Pendant le trajet je n'ai quasiment pas ouvert la bouche, je me demandais ce que signifiait les gestes qu'échangeaient cette femme et mon époux surtout qu'ils n'étaient pas à l'aise quand je les interrompis.

.. : Ça va ?

On venait d'arriver quand il m'attrape par la main pour me poser cette question. 

- Pourquoi ?

Djiby : Tu ne fais que me regarder sans mots dire.

Sans faire exprès, je le regardais à chaque deux secondes pour avoir des réponses à mes questions. 

- Ça va.

Djiby : Ok.

Il passe devant et je continue à avancer. 

...

- On peut rentrer maintenant ? Il est déjà une heure du matin et c'est sûr que dans une heure au plus Heinda va se réveiller et je ne voudrais pas qu'elle dérange ta mère. 

On se trouve au dîner du mariage.

Djiby : C'est vraiment pénible de sortir avec toi, à chaque petite minute c'est des "on rentre", la petite par-ci, les petites par-là. Elles sont entre de bonnes mains mais faut toujours que tu te la ramènes. Tu n'es pas la seule à avoir des enfants orh !

-  ..

Djiby : Vas-y lève-toi on y va. _en se levant 

Je ne dis rien et me lève aussi en prenant mon sac. On dit au revoir à tous en se dirigeant vers le parking et Djiby était toujours énervé en balbutiant.

Djiby : Après c'est pour se plaindre quand je sors seul.

- Essaie de me comprendre. 

Djiby : Te comprendre comment ? Comment veux-tu que je te comprennes si madame ne peut juste pas profiter de l'instant présent avec son mari ? 

- C'est toi qui me dit ça ? Toi qui n'es jamais à la maison ? Toi qu'au lieu de donner du temps à ta famille tu le donne à des maîtresses et ça chaque jour que Dieu fait.
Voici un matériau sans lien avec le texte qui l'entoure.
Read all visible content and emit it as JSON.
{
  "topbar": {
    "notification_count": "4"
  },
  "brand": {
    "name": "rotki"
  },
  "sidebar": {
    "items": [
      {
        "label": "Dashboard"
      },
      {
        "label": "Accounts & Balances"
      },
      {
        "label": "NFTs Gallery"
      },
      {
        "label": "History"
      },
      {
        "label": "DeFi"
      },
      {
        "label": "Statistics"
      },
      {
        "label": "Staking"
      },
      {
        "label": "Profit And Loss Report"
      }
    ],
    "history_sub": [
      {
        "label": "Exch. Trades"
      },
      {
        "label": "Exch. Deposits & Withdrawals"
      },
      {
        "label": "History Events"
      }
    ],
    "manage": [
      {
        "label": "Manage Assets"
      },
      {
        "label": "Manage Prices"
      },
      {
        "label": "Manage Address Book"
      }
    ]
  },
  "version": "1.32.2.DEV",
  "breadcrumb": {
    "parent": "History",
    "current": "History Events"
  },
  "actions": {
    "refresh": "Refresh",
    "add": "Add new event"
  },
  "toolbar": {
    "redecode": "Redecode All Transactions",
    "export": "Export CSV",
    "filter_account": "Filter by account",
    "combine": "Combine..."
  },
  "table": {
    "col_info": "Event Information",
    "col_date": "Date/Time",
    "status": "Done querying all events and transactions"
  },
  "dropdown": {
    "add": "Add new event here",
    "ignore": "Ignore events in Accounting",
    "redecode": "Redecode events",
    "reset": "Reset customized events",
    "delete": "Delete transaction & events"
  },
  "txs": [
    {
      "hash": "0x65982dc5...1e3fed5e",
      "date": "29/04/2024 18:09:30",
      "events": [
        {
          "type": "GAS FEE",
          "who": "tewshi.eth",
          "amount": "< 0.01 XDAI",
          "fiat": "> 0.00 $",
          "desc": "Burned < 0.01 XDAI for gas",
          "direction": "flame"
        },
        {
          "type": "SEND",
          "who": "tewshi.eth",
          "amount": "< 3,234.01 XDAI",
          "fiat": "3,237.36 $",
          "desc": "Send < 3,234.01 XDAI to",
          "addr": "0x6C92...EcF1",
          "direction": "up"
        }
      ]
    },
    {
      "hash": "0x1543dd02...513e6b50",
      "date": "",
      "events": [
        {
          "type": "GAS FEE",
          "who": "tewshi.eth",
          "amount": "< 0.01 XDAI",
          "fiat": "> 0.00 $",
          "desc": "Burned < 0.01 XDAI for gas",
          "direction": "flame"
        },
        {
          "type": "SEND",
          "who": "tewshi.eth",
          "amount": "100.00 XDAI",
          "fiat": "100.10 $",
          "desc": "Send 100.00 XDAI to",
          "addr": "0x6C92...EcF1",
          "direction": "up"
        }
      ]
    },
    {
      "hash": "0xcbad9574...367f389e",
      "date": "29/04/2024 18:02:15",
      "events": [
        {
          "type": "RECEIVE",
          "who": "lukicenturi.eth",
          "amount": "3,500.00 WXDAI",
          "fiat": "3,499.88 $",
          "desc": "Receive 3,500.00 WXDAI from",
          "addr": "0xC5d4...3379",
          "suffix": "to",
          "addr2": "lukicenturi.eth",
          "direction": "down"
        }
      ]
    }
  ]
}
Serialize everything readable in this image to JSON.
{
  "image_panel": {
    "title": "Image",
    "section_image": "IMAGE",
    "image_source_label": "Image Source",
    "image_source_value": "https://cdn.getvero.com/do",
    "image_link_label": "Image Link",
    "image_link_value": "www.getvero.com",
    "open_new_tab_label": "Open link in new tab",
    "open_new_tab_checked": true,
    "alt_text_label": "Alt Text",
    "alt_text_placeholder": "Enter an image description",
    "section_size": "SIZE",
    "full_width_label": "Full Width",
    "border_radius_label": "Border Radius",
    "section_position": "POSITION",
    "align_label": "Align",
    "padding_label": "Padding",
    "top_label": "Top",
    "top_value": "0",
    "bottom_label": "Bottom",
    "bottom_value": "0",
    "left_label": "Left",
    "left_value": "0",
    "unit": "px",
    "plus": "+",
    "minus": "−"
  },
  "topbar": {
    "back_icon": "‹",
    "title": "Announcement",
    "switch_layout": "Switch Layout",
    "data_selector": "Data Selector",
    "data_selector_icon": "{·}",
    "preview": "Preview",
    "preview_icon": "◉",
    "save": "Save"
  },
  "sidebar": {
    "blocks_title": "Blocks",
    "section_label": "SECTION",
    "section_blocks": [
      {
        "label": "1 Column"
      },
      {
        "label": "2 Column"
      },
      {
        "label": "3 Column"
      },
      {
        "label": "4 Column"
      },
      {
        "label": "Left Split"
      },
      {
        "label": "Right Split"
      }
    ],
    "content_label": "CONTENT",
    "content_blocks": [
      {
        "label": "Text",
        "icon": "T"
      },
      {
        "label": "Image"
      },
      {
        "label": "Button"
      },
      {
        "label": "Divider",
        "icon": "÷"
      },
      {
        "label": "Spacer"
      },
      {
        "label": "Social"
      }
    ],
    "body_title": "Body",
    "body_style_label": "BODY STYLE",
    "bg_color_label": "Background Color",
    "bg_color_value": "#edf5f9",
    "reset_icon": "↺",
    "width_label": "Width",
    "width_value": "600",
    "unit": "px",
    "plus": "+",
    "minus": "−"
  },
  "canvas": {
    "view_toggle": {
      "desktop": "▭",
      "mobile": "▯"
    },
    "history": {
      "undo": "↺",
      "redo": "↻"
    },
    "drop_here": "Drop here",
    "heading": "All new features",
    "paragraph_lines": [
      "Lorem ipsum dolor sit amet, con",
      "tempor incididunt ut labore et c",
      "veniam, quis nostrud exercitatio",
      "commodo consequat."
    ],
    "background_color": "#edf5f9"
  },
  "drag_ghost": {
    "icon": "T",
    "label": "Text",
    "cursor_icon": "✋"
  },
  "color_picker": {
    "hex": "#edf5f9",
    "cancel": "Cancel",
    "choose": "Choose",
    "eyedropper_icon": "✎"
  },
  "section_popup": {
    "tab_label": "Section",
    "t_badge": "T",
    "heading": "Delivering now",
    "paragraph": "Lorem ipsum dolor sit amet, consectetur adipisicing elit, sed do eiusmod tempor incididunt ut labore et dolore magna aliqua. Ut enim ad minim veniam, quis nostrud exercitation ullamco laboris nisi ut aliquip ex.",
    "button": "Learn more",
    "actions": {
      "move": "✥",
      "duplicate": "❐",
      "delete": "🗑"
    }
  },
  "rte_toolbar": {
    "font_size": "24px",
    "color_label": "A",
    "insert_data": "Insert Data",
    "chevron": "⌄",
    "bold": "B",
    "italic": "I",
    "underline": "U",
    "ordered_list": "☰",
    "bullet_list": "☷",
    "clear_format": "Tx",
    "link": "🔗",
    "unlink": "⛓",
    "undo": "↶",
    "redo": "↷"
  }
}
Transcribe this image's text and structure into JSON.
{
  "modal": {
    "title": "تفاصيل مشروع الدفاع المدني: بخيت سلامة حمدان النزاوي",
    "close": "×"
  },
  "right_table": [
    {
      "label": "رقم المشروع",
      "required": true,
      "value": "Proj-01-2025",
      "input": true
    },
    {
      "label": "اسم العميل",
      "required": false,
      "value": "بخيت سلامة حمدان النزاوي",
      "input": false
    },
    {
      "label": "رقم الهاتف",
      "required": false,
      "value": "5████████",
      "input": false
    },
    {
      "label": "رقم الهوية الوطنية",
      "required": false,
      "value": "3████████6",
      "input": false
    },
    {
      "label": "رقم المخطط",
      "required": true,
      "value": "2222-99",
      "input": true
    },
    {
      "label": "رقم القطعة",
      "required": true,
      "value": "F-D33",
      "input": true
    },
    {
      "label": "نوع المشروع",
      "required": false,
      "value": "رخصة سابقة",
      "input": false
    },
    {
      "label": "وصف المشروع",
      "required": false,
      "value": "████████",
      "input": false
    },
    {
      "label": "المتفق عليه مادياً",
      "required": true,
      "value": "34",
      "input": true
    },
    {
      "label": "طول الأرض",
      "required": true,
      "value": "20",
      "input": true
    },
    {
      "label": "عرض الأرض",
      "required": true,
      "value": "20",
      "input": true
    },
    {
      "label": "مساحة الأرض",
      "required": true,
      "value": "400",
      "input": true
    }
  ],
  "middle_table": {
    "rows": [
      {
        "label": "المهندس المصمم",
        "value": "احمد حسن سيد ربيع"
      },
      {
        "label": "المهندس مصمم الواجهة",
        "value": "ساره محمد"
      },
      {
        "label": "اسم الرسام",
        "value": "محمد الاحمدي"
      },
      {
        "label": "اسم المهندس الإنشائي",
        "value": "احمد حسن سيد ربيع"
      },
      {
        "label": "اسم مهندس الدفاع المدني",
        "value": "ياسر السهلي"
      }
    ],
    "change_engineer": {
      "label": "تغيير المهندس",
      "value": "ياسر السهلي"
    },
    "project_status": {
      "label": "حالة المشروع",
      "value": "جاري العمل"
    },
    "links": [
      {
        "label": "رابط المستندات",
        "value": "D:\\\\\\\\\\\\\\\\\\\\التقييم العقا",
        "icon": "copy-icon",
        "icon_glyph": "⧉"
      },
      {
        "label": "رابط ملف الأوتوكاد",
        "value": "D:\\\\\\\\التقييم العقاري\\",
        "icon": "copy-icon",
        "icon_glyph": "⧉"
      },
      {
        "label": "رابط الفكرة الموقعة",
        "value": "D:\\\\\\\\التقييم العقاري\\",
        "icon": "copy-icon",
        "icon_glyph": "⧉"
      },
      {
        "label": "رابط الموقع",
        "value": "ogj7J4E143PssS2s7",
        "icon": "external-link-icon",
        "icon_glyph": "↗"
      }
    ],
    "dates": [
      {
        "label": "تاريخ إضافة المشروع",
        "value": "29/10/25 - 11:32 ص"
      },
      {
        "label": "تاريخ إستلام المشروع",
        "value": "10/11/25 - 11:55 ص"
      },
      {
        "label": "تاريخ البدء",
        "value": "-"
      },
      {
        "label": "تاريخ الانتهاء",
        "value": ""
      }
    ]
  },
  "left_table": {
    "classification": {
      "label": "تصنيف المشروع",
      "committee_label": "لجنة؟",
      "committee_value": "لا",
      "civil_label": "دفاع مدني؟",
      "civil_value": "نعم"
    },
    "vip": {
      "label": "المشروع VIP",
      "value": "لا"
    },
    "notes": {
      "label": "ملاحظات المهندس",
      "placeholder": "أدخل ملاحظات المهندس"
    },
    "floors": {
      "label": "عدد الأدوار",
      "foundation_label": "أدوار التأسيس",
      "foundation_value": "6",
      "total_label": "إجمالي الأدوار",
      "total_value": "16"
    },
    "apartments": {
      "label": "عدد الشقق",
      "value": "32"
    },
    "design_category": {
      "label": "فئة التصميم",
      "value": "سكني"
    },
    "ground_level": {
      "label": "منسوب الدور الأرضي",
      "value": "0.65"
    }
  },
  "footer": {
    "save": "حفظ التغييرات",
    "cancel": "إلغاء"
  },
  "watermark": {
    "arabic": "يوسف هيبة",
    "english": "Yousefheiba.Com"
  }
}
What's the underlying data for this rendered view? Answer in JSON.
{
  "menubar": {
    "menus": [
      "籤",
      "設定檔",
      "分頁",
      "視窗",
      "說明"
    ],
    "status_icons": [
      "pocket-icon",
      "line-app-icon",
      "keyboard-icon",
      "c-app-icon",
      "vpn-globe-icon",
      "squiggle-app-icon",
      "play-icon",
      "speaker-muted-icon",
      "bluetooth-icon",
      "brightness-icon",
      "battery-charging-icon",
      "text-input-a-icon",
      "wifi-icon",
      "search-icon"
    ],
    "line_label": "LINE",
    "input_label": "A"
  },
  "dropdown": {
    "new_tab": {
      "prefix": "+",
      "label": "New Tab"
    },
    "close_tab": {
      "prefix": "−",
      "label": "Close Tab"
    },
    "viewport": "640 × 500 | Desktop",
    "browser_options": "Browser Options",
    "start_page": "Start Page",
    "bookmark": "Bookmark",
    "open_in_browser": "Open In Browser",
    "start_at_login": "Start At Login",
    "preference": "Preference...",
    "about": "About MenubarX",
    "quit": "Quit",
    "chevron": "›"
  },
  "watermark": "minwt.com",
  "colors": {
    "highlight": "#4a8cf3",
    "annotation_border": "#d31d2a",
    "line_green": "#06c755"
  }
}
Je ne suis pas dupe Djiby. 

Djiby : Ne retourne pas la situation s'il te plaît. 

Je ne le réponds plus et monte dans la voiture. Il reste un moment à me fixer avant de faire pareil. 

- Tu prends du plaisir à me blesser, n'est-ce pas ?

Djiby : Tu racontes quoi encore ?

- Qu'est-ce qui s'est passé entre nous ? Pourquoi tu as changé comme ça ?

Djiby : Et toi alors ? J'ai toujours été ainsi ! Si tu m'aimes c'est bien pour tout ce que je suis donc continue juste à le faire et ce n'est pas comme si je ne t'aime pas non plus. 

En plus une part de moi me disait bien qu'il n'avait pas totalement tort. Je me suis mise à le fixer. 

Quand une femme décide d'aimer ce n'est pas pour de la demi-mesure.

Djiby : Souris chérie, c'est l'amour.